I used to think that a person’s title was reflective of their ability to lead others well, initiate meaningful conversations, and organize components to meet a goal.
I was pretty darn wrong about that on all accounts.
Long story short, in college I had some great bosses; some pretty awful bosses, and some that were so bad I couldn’t understand how they got the job they had.
One of the awful ones had a pretty high-ranking title, big window adorned office (you know, so everyone could see what a great person they were — duh!), and layers of management around them.
Problem was, they couldn’t take input to save their life.
Their ineptitude eventually culminated to a point where another branch of the university indirectly asked what the hell was happening to preclude such terrible decisions made by the department I worked for.

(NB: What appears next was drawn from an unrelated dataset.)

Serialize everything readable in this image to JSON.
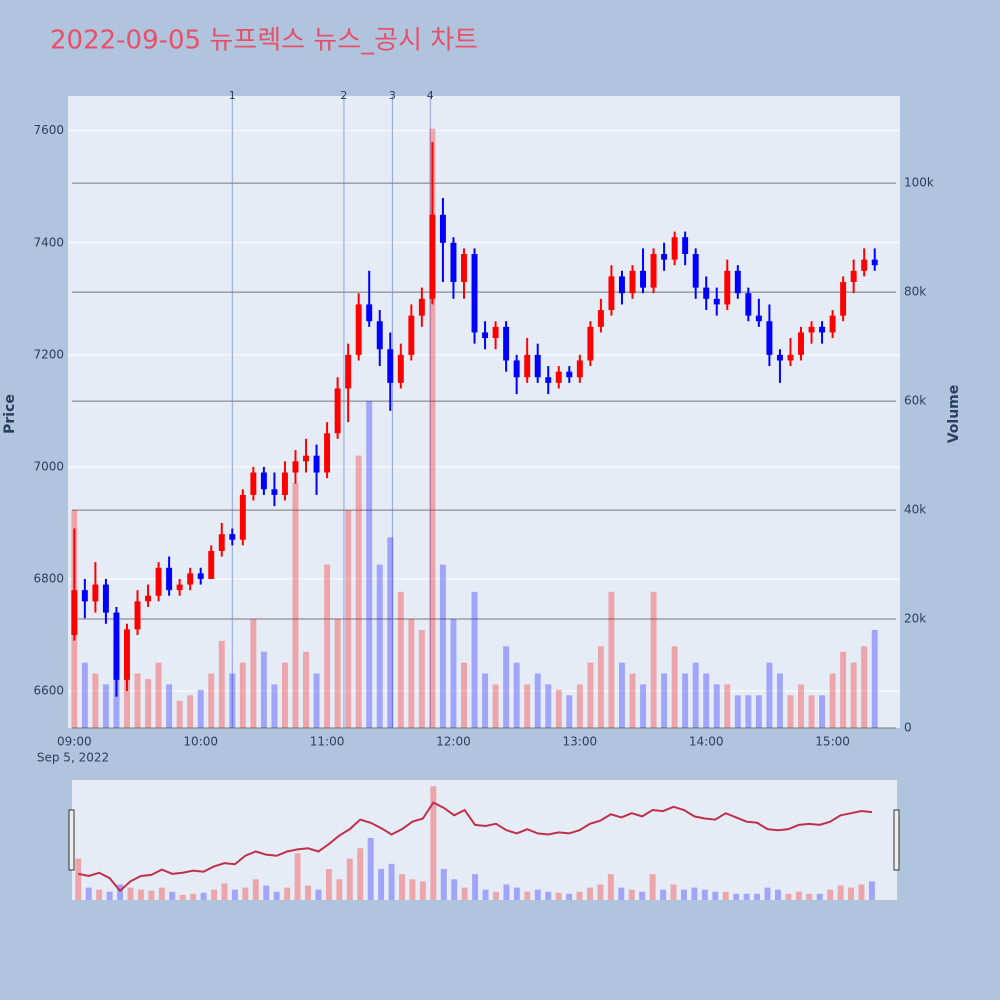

The more jobs I worked, the more I realized that people’s personalities always take precedent over their titles, not the other way around.
Which, when I think about it, makes a lot of sense. People aren’t hired for their skills alone, they are hired for a multitude of factors.
How well someone works in teams, their ability to relay important information, and their emotional maturity in response to stress — these are pretty large factors that you don’t get a certificate for.
Life has few correct answers, so consult the experience of those who’ve gone before you.
Hopefully I haven’t left a smoking crater where your self-worth previously stood (if so, I apologize and I hope that it is rebuilt very quickly and in a much more secure place).
So what the heck do is there to do now?
If I were to identify the biggest thing I learned for free while going to college it is this: Perspective is powerful.
The way you perceive identity, your value, and your life is one of the most significant things you can acknowledge. Your worldview is the proverbial lens through which you see the world — and how you look at it will impact everything about you.
Seek out a mentor who will always give you genuine, contrasting perspective.
Although I didn’t realize it immediately at the time, my college pastor gave me more advice than I ever asked for — even some I didn’t ask for. His intentionality in building me up and offering his wisdom to me with no punches pulled helped make me a better man.
Whether you go on to become a CEO of a Fortune 500 company (good job, by the way!) or work multiple part-time seasonal jobs for what feels like way too long, always have people in your life who will willingly offer a second perspective.
Ideally a mentor is ten or more years older than you and have already passed the stage in life that you are currently experiencing. There’s no website or quick route to success for this, because finding a mentor is about relationship.
Relationships take time, and that’s okay.
Take the time, invest into other people, and enjoy the ride. There are no U-turns.
Enjoy the down-time till midterms, only four more months till Winter break!